The limitations of this meta-analysis are as follows:

  1. 1.

    One could argue that the existence of cartilage lesions at the time of ACL reconstruction is not taken into account in this meta-analysis, thus probably compromising interpretation of the results. Let alone the fact that the prevalence of chondral injuries at the time of ACL reconstruction is rarely reported in the included reports, multiple authors previously have not been able to find a correlation between an osteochondral injury diagnosed at primary arthroscopy after ACL injury and subsequent knee OA [36, 48].

  2. 2.

    As stated before, a major difficulty arises when comparing long-term outcome studies after ACL reconstruction with regard to the varying OA classifications used in these reports. In order to facilitate meta-analysis, the Ahlbäck [1], Kellgren and Lawrence [19] and modified Fairbank[10] classifications were all translated into the IKDC radiographic grading [14], to the best effort. A particular difficulty arose with the interpretation of the K&L classification, especially with the description of K&L grade II, which has been notoriously inexact, due to initial description of the developers [44]. We decided, in accordance with Meuffels et al. [31] and Oiestad et al. [38] to consider K&L grade II as “osteoarthritis” (i.e., IKDC grade C), unless explicitly stated otherwise in the individual report.

  3. 3.

    There is a considerable amount of variability between the studies in the reported prevalences of OA. The formal analysis and the funnel plot indicate that this variability largely exceeds the sampling variability, that is, reflects true differences (heterogeneity) between the studies, both in the combined group (all subjects irrespective of meniscectomy) and the subgroups.

Conclusion

In conclusion, this meta-analysis on the relation between ACL reconstruction and the development of OA has shown that the prevalence of OA is definitely lower than commonly perceived.
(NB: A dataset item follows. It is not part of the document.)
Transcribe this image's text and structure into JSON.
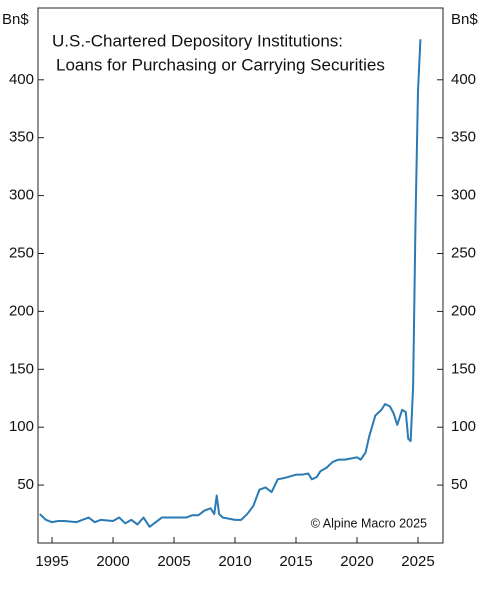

However, associated meniscal resection dramatically increases the risk for developing OA (OR 3.54). This finding bears the inherent consequence of attempting a repair of meniscus injuries sustained at the time of ACL tear, as well as contemplating reconstruction of the ruptured ACL in order to protect the menisci from excessive shear forces, subsequent tearing and the premature development of OA. Moreover, in an era of questioning the cost-effectiveness of surgical procedures, the results of this study have the potential to justify current clinical practice regarding ACL-injured subjects. Finally, these results should be used as a baseline for upcoming long-term outcome studies on recent ACL techniques and to counsel ACL-injured patients in an evidence-based way.